Kundl – Frische Kerzen brennen, Figuren zieren die Fensterbank, Abschiedsbriefe und „Parte“ hängen auch sechs Wochen nach dem Ableben des „Kundler Bahnhofskaters“ Attila noch am Fenster des ehemaligen Kiosks (die TT berichtete). „Vielen Menschen war Attila offenbar wirklich wichtig“, erklärt ÖBB-Objektbetreuer Dietmar Beiler, weshalb man die „Gedenkstätte“ nicht entfernt, wenn sie auch nicht der Hausordnung entspricht. „Ich habe ihn täglich gestreichelt, so wie viele andere“, kommentiert eine Dame im Vorbeigehen. „Er wird nie in Vergessenheit geraten.“

Dafür sorgen auch die ÖBB. Seit gestern buhlt am Kiosk eine Gedenktafel um Aufmerksamkeit. „Vielen Dank für deine treuen Dienste“, heißt’s über dem Bild des rothaarigen Tigers, der stets am Bahnsteig „wachte“ und Pendler begrüßte. „Ich glaube, das gibt es in keinem anderen Bahnhof Österreichs“, freut sich Bahnhofs- und Liegenschaftsmanager Hans-Jörg Paul. Immerhin: Das Anbringen der einzigartigen Tafel in einem der sonst uniformen Bahnhöfe musste von oberster Stelle in Wien abgesegnet werden.

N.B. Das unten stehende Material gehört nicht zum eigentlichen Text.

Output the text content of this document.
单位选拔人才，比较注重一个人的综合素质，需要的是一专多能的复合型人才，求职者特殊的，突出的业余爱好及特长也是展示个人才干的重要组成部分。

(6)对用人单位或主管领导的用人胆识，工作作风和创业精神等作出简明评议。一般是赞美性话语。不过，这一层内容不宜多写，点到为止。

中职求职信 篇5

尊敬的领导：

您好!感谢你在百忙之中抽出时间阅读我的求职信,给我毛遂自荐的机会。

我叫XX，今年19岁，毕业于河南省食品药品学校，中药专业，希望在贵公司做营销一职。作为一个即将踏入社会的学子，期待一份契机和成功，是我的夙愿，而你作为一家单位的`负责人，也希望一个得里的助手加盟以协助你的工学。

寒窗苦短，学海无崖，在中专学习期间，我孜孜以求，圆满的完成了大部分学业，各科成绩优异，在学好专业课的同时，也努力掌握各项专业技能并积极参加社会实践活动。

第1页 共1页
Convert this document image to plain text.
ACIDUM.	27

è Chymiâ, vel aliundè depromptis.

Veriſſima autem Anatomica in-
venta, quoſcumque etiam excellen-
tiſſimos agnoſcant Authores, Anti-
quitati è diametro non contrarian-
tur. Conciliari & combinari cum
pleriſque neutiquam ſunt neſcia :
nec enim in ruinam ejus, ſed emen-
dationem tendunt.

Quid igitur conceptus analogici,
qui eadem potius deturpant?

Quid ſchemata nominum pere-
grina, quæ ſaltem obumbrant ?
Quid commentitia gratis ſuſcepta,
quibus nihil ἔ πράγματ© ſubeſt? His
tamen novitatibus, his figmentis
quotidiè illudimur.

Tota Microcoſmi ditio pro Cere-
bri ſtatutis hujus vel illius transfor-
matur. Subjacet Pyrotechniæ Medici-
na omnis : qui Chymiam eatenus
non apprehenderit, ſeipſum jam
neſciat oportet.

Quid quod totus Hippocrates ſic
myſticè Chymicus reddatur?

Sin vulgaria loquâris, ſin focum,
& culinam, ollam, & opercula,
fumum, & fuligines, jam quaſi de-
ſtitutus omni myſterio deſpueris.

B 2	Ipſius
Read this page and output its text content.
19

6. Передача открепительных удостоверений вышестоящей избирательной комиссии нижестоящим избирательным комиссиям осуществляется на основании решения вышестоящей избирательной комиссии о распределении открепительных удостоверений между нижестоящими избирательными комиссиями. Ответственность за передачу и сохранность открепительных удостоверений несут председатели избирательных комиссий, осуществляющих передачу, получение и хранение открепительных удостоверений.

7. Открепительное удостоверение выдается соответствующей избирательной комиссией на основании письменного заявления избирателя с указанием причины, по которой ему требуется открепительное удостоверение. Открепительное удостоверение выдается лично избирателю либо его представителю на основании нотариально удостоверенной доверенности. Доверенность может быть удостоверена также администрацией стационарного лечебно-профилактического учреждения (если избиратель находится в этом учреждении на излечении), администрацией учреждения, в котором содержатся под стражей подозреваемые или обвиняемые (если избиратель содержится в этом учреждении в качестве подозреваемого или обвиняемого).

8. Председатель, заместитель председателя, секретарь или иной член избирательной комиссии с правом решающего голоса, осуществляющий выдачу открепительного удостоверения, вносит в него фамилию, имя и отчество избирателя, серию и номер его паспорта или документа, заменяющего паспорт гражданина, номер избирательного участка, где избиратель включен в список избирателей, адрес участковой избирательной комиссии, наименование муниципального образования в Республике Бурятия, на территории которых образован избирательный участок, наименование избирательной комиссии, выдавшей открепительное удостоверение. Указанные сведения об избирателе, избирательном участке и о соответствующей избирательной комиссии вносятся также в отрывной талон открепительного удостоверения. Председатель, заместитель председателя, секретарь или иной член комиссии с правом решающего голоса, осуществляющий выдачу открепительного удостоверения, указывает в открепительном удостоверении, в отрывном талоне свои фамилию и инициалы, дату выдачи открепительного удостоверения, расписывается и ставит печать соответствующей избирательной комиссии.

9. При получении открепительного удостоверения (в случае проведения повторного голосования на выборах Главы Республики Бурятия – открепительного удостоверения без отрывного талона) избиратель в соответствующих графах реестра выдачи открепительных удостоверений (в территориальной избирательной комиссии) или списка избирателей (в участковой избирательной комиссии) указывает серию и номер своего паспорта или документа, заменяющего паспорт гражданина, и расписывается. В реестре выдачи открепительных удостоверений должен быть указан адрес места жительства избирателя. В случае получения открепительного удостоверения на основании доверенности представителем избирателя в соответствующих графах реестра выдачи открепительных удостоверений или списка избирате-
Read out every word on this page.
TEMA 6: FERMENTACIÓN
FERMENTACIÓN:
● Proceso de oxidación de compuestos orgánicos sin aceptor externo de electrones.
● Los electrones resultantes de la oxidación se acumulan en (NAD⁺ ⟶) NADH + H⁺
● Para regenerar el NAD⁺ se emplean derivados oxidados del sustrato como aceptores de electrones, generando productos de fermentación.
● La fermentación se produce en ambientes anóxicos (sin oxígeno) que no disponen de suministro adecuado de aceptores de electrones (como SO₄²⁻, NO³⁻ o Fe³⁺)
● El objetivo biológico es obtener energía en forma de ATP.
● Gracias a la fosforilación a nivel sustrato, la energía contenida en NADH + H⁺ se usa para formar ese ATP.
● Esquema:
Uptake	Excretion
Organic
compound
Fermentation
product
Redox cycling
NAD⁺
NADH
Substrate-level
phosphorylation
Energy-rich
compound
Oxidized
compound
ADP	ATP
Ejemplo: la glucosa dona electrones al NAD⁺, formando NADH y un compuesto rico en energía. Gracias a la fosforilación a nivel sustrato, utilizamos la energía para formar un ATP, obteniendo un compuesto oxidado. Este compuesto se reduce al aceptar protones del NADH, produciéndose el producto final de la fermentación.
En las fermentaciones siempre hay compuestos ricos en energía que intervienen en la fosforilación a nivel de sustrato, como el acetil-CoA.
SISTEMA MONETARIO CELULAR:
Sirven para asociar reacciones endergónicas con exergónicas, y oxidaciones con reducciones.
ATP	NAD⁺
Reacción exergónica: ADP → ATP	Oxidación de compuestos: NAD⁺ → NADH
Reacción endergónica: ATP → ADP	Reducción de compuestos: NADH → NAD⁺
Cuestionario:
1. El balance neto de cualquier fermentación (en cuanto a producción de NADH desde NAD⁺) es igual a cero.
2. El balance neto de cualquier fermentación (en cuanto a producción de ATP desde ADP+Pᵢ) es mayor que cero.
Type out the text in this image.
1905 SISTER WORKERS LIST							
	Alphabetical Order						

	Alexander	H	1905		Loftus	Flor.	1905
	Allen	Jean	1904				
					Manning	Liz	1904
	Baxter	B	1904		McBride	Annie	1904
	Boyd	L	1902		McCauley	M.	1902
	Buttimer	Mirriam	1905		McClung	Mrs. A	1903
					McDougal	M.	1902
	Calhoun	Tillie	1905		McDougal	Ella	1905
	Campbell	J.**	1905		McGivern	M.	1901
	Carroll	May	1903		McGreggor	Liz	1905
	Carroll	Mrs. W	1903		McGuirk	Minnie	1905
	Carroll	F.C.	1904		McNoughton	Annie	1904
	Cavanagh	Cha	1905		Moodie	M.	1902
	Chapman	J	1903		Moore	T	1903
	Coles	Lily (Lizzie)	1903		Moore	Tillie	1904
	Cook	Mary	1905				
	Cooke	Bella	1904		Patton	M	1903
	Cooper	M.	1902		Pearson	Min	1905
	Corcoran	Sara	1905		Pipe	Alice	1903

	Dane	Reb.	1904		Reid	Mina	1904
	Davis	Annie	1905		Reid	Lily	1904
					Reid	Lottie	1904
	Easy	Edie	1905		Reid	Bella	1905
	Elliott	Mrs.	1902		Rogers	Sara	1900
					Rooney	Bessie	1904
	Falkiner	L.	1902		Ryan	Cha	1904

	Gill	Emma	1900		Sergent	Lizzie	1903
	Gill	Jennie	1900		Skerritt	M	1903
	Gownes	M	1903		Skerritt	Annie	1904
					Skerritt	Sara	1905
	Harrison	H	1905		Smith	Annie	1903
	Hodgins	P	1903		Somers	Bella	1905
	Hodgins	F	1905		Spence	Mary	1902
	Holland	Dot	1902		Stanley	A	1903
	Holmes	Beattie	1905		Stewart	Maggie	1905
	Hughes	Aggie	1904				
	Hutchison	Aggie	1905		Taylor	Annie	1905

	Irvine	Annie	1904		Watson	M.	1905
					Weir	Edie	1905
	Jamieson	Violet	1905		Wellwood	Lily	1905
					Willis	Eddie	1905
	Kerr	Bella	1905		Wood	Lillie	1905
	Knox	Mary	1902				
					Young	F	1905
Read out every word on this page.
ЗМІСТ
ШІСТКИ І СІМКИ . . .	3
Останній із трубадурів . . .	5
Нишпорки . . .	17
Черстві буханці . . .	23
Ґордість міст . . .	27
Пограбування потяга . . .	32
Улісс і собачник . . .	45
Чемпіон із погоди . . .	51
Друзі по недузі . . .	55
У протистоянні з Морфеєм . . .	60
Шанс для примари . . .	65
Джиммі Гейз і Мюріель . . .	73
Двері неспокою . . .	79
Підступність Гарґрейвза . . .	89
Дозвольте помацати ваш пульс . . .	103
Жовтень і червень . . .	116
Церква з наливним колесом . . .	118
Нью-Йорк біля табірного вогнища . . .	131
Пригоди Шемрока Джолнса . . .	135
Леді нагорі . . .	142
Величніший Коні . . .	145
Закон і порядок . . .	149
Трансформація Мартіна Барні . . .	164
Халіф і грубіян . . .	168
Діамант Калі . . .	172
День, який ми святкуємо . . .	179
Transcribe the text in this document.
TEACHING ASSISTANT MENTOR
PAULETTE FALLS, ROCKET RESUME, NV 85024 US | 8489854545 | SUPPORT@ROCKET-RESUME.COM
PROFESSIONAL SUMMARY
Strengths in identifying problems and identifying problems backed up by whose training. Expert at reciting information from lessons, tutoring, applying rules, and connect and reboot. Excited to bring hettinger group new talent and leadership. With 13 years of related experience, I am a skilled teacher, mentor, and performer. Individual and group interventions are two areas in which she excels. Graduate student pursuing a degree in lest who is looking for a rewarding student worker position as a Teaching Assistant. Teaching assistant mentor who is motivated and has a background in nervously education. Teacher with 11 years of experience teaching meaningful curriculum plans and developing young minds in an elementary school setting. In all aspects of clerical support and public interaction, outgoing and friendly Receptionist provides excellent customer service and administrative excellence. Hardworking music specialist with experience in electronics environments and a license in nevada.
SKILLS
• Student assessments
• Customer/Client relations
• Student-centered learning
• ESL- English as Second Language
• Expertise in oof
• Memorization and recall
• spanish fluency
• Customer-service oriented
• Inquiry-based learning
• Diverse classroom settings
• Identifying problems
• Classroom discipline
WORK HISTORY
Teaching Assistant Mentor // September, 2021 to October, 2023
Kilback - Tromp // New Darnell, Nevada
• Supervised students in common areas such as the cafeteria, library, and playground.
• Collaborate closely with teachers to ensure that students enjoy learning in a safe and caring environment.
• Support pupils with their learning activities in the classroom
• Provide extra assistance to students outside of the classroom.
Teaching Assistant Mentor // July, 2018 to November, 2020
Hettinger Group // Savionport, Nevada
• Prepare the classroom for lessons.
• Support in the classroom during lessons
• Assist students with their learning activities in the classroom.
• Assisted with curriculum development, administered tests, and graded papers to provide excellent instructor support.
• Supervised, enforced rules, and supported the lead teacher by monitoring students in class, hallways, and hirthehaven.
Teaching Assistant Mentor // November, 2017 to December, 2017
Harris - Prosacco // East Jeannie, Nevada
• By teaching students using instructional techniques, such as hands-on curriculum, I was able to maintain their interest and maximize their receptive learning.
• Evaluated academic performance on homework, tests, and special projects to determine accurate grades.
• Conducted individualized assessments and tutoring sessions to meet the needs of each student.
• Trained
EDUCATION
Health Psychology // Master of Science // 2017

„Attila war berühmter als der Bürgermeister“, scherzt ein Herr am Bahnsteig. Jedenfalls war er umtriebig, wie „Frauchen“ Anja K. erzählt. Im März 2010 wurde er auf einem Brandenberger Bauernhof geboren. Mit drei Monaten nahm K. ihn und Schwester Happy zu sich nach Kundl. „Happy bewegt sich höchstens ums Haus, Attila wagte sich schon früh immer weiter auf neues Territorium vor.“ So entdeckte der damals junge Kater den Bahnhofskiosk, wo er bis zur Schließung 2015 als Stammgast galt. Es sei vorgekommen, dass ihn Kundler für einen Streuner hielten und mit nach Hause nahmen – nicht für lange allerdings. „Nichts konnte ihn von seinem geliebten Bahnhof fernhalten. Attila hat sich ein Leben in Freiheit ausgesucht und es genossen“, wird K. ihren Strawanzer – auch ohne Gedenktafel – nie vergessen. (jazz, fh)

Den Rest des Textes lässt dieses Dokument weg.